Despite everything, that was not the reason for resignation of Velez Rodriguez, because his opinions are aligned with those of the rest of the government staff, even with Bolsonaro’s. Although his fall was expected, his assistance to a Saturday session of the House of Representatives was likely the last straw. He was clearly unprepared and inexperienced, and became the target of harsh critiques by the opposition, exposing the government´s total lack of commitment to the education system. The proof of this is that the substitute of Velez Rodriguez, Abraham Weintraub, who sells himself as a “technocrat”, not a politician, is also known for polemic statements and everything points out that he will prepare the path for privatizing policies in the educational system.

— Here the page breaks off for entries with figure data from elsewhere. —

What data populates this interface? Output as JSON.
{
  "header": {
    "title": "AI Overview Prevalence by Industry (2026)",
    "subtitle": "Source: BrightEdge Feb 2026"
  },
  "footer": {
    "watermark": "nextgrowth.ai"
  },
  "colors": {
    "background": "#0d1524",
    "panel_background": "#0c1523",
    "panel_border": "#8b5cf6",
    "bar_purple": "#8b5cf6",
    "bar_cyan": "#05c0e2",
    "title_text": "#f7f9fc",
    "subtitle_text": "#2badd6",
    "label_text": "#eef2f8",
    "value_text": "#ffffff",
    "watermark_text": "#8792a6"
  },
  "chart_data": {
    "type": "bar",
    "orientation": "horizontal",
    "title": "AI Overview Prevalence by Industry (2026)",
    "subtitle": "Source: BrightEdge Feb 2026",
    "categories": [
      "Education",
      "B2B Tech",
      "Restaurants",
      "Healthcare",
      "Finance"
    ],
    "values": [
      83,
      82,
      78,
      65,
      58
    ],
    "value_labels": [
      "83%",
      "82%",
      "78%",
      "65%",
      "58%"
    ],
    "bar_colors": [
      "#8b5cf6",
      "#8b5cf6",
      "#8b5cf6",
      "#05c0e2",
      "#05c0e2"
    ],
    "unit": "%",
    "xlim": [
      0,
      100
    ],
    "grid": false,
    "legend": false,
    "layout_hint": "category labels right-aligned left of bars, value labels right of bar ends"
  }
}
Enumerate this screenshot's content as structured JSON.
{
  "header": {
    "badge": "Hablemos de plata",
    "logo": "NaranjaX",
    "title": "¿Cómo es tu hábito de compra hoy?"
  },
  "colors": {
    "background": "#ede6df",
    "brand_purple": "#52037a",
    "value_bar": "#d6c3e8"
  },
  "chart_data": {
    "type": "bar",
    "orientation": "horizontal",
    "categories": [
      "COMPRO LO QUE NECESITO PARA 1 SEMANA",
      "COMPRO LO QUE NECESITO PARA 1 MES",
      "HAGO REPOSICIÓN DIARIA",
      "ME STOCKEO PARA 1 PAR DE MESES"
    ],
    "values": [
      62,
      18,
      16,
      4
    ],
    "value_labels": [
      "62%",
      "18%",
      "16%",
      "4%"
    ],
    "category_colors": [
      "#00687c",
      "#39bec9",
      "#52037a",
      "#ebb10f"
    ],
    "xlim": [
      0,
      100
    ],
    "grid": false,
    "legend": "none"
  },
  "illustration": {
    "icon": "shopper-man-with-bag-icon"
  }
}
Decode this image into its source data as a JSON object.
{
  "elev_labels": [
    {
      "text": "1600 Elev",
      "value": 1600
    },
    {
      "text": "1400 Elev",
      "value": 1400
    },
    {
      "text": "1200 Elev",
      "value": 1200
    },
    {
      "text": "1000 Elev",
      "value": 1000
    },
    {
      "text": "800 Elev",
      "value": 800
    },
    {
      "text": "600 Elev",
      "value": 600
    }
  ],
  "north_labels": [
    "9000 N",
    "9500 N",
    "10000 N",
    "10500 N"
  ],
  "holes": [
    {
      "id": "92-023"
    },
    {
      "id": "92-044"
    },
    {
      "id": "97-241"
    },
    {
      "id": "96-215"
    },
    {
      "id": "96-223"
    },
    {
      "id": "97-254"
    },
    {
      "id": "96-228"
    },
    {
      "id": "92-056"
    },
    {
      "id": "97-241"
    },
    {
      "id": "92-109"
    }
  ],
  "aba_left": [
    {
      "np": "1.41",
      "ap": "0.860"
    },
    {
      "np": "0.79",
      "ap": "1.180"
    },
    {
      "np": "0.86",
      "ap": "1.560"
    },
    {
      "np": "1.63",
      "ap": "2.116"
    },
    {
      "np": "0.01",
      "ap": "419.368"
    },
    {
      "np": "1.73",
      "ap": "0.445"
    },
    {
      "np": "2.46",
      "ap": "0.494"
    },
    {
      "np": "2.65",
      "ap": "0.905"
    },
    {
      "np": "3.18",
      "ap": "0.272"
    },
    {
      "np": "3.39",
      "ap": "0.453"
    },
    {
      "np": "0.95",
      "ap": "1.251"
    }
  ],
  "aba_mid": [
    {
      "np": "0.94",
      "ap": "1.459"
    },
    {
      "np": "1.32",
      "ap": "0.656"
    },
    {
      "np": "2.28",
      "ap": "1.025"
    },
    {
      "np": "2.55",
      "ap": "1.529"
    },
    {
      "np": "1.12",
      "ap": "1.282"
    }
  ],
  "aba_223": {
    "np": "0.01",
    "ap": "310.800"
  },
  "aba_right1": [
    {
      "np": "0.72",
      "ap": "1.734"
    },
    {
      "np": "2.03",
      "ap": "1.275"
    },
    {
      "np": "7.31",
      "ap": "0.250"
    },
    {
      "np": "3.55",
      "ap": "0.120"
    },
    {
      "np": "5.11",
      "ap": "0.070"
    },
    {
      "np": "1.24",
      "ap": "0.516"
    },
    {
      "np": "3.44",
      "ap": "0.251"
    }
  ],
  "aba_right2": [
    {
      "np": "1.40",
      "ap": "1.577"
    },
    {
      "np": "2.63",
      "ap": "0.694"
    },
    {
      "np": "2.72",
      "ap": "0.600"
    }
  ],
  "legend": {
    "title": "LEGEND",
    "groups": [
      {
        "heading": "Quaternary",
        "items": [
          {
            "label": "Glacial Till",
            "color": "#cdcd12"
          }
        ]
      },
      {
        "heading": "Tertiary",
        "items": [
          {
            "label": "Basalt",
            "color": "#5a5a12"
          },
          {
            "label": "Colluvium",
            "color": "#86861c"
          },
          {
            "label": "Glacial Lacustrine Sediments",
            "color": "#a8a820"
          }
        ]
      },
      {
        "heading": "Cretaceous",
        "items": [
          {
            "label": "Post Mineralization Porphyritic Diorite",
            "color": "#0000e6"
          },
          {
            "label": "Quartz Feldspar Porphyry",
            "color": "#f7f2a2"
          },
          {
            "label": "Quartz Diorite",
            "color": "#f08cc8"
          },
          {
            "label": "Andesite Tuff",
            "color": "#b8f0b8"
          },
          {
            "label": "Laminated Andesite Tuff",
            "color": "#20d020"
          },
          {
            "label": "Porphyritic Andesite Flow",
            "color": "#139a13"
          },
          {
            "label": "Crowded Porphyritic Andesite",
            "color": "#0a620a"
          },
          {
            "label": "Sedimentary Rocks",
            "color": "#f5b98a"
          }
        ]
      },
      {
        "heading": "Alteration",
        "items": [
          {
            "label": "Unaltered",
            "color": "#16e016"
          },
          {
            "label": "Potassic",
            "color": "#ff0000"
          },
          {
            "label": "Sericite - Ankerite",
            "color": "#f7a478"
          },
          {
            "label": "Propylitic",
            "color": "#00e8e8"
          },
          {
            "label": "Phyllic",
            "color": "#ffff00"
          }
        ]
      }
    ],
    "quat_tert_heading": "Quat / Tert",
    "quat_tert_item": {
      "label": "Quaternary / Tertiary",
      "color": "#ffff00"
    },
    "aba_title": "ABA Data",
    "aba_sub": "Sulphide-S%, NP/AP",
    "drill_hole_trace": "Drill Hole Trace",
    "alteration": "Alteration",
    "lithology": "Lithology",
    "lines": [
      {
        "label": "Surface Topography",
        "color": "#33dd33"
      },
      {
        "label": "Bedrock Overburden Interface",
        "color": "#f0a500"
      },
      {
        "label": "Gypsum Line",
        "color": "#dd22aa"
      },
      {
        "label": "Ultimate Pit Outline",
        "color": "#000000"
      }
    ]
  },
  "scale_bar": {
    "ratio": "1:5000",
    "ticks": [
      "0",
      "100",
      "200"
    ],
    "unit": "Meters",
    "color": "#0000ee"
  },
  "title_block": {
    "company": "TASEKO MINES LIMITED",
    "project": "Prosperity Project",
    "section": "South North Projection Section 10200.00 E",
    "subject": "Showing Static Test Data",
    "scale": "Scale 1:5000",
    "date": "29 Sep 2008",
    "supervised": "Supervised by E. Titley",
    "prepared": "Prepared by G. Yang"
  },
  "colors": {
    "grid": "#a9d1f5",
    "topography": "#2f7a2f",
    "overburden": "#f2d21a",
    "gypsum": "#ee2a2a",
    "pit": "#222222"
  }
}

The struggle against the Pension “Reform” must be the center of the next mobilizations
Despite the fragility of the government, we must not forget that if there is something that currently unites the different sectors of the bourgeoisie and the elites, it is the approval of the Pension Reform, which looks to close the fake deficit of the economy of the working class. Although it is true that there is certain tension between powers, the fact is that, when it comes to defending their class interests, they are capable of overcoming all their conflicts, so we cannot trust the National Congress. It is the poor and working people on the streets who will impose the greatest defeat on the government of Bolsonaro, defeating the reform and defending the right to retirement. The main unions of the country, including CSP-Conlutas, CUT, CTB, Union Force, Intersindical, among others, have already set a date for the general strike on May 15. It must be more than just an indicative, and, as we did on April 2017, we must stop the country once again. For that, we must prepare a plan of struggles that culminate on May 15 and that facilitates the dialogue with the working class and the youth about the lies spread by the government and its media, to explain the importance of the defense of social security. We also think the perspective of a unified May Day of the unions in preparation for the general strike is important.
Only by occupying the streets can we defeat that reform and every attack of the ultra-liberal and reactionary government of Bolsonaro.